Goings On

Fred and Ginger, All Weekend Long

Mark Sandrich’s Follow the Fleet (1936)

It’s so spot on that there’s no getting around it, so let’s just go ahead and get that Katharine Hepburn quote out of the way right off the top: “He gives her class, she gives him sex.” She was speaking, of course, of Fred Astaire and Ginger Rogers, the most celebrated on-screen dance partnership not just of Hollywood’s golden age but of any age. Starting today, and on through the weekend, New Yorkers will be treated to a complete retrospective of the ten films they made together at the Film Society of Lincoln Center.

Before arriving in Hollywood, both Astaire and Rogers had risen up through vaudeville to Broadway.

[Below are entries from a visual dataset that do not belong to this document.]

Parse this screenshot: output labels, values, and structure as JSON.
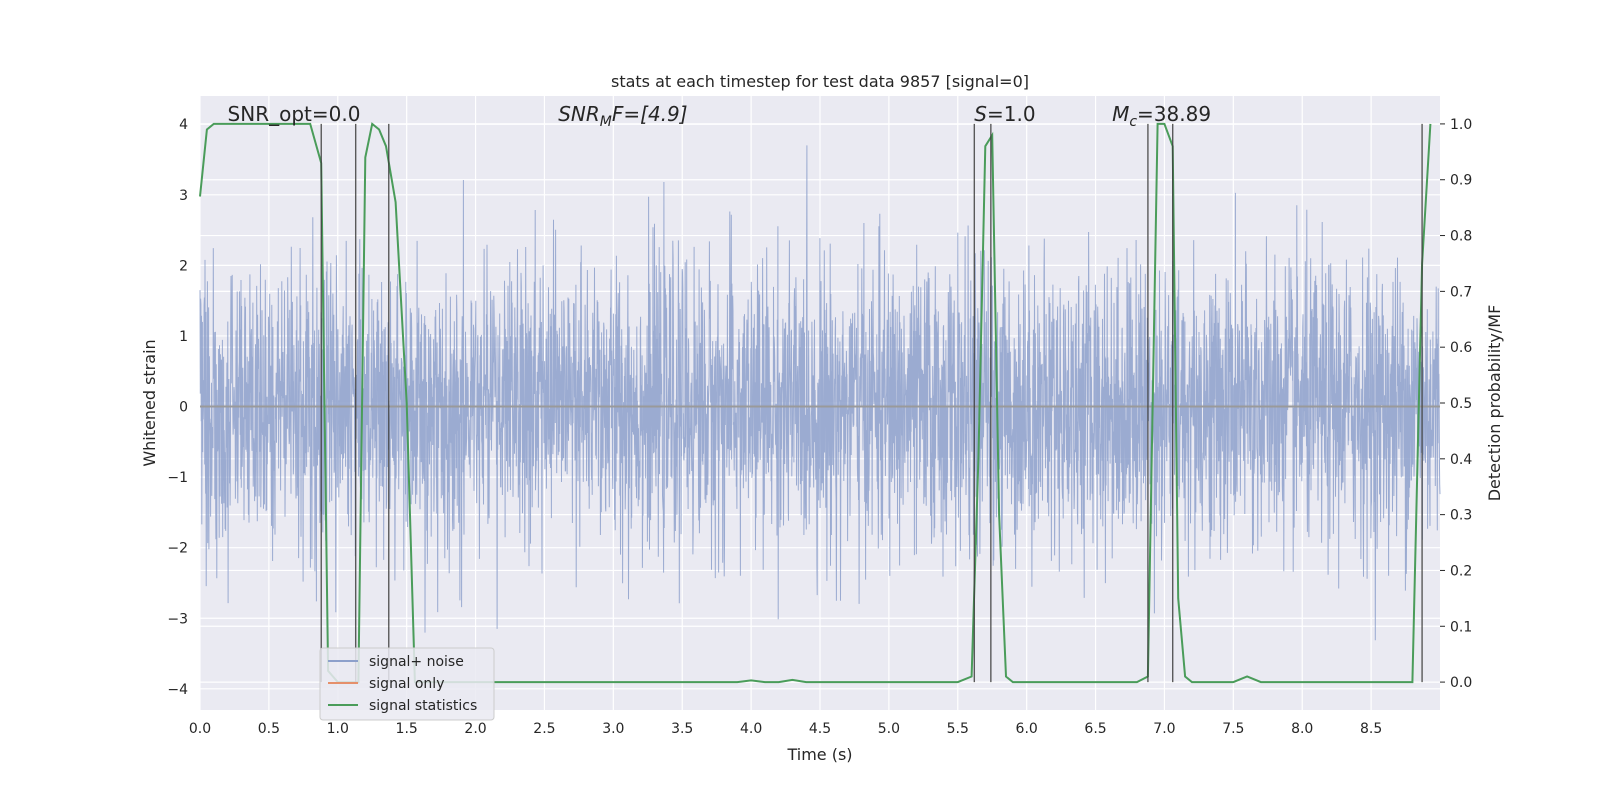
{
  "chart_data": {
    "type": "line",
    "title": "stats at each timestep for test data 9857 [signal=0]",
    "xlabel": "Time (s)",
    "ylabel": "Whitened strain",
    "ylabel_right": "Detection probability/MF",
    "xlim": [
      0.0,
      9.0
    ],
    "ylim_left": [
      -4.3,
      4.4
    ],
    "ylim_right": [
      -0.05,
      1.05
    ],
    "x_ticks": [
      "0.0",
      "0.5",
      "1.0",
      "1.5",
      "2.0",
      "2.5",
      "3.0",
      "3.5",
      "4.0",
      "4.5",
      "5.0",
      "5.5",
      "6.0",
      "6.5",
      "7.0",
      "7.5",
      "8.0",
      "8.5"
    ],
    "y_ticks_left": [
      "−4",
      "−3",
      "−2",
      "−1",
      "0",
      "1",
      "2",
      "3",
      "4"
    ],
    "y_ticks_right": [
      "0.0",
      "0.1",
      "0.2",
      "0.3",
      "0.4",
      "0.5",
      "0.6",
      "0.7",
      "0.8",
      "0.9",
      "1.0"
    ],
    "grid": true,
    "legend_placement": "lower-left",
    "annotations": [
      {
        "prefix": "SNR_opt=0.0",
        "sub": "",
        "suffix": "",
        "x": 0.2
      },
      {
        "prefix": "SNR",
        "sub": "M",
        "suffix": "F=[4.9]",
        "x": 2.6
      },
      {
        "prefix": "S",
        "sub": "",
        "suffix": "=1.0",
        "x": 5.62
      },
      {
        "prefix": "M",
        "sub": "c",
        "suffix": "=38.89",
        "x": 6.62
      }
    ],
    "vertical_lines_x": [
      0.88,
      1.13,
      1.37,
      5.62,
      5.74,
      6.88,
      7.06,
      8.87
    ],
    "series": [
      {
        "name": "signal+ noise",
        "color": "#8da0cb",
        "description_axis": "left",
        "noise_envelope": {
          "typical_abs": 1.9,
          "max": 3.7,
          "min": -3.9
        }
      },
      {
        "name": "signal only",
        "color": "#e5906b",
        "description_axis": "left",
        "x": [
          0.0,
          9.0
        ],
        "y": [
          0.0,
          0.0
        ]
      },
      {
        "name": "signal statistics",
        "color": "#4a9c5a",
        "description_axis": "right",
        "x": [
          0.0,
          0.05,
          0.1,
          0.2,
          0.4,
          0.6,
          0.8,
          0.88,
          0.93,
          1.0,
          1.05,
          1.1,
          1.15,
          1.2,
          1.25,
          1.3,
          1.35,
          1.42,
          1.5,
          1.56,
          1.62,
          2.0,
          3.0,
          3.9,
          4.0,
          4.1,
          4.2,
          4.3,
          4.4,
          5.0,
          5.5,
          5.6,
          5.65,
          5.7,
          5.75,
          5.8,
          5.85,
          5.9,
          6.0,
          6.5,
          6.8,
          6.88,
          6.95,
          7.0,
          7.06,
          7.1,
          7.15,
          7.2,
          7.3,
          7.5,
          7.6,
          7.7,
          8.0,
          8.5,
          8.8,
          8.87,
          8.93
        ],
        "y": [
          0.87,
          0.99,
          1.0,
          1.0,
          1.0,
          1.0,
          1.0,
          0.93,
          0.02,
          0.0,
          0.0,
          0.0,
          0.0,
          0.94,
          1.0,
          0.99,
          0.96,
          0.86,
          0.5,
          0.0,
          0.0,
          0.0,
          0.0,
          0.0,
          0.003,
          0.0,
          0.0,
          0.004,
          0.0,
          0.0,
          0.0,
          0.01,
          0.4,
          0.96,
          0.98,
          0.3,
          0.01,
          0.0,
          0.0,
          0.0,
          0.0,
          0.01,
          1.0,
          1.0,
          0.96,
          0.15,
          0.01,
          0.0,
          0.0,
          0.0,
          0.01,
          0.0,
          0.0,
          0.0,
          0.0,
          0.75,
          1.0
        ]
      }
    ]
  },
  "legend": {
    "items": [
      {
        "label": "signal+ noise",
        "color": "#8da0cb"
      },
      {
        "label": "signal only",
        "color": "#e5906b"
      },
      {
        "label": "signal statistics",
        "color": "#4a9c5a"
      }
    ]
  },
  "colors": {
    "plot_background": "#eaeaf2",
    "grid": "#ffffff",
    "vline": "#404040"
  }
}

Rogers scored her first film roles in 1929 and a contract with Paramount the following year, and Astaire followed in 1933, appearing first as himself dancing alongside Joan Crawford in Dancing Lady. In his second film that year, Flying Down to Rio, he was billed fifth—just after Rogers—and it was their duet to the tune of “Carioca” that launched their partnership.

Writing for the New York Times in 2009, Alastair Macaulay argued that their appeal lay in the way they “expressed many of love’s moods: courtship and seduction, repartee and responsiveness, teasing and challenge, the surprise of newfound harmony, the happy recapture of bygone romance, the giddy exhilaration of high spirits and intense mutual accord, the sense of a perfect balance of power, the tragedy of parting and, not least, the sense of love as role playing.”

What also made their dance numbers so sensational, besides the choreography of Astaire and Hermes Pan, was Astaire’s insistence that they be filmed in long, uninterrupted, head-to-toe shots with no distractions such as cutaways to close-ups or reaction shots. And as Michael Sragow points out in a piece for Film Comment, the pleasure of these films is derived from the way they “fashion their own ebullient subgenre by lampooning melodramas, weepies, drawing-room comedies, high-flown romances, and more conventional musicals. We’re in on the game as the filmmakers manipulate stock devices in novel ways from film to film.”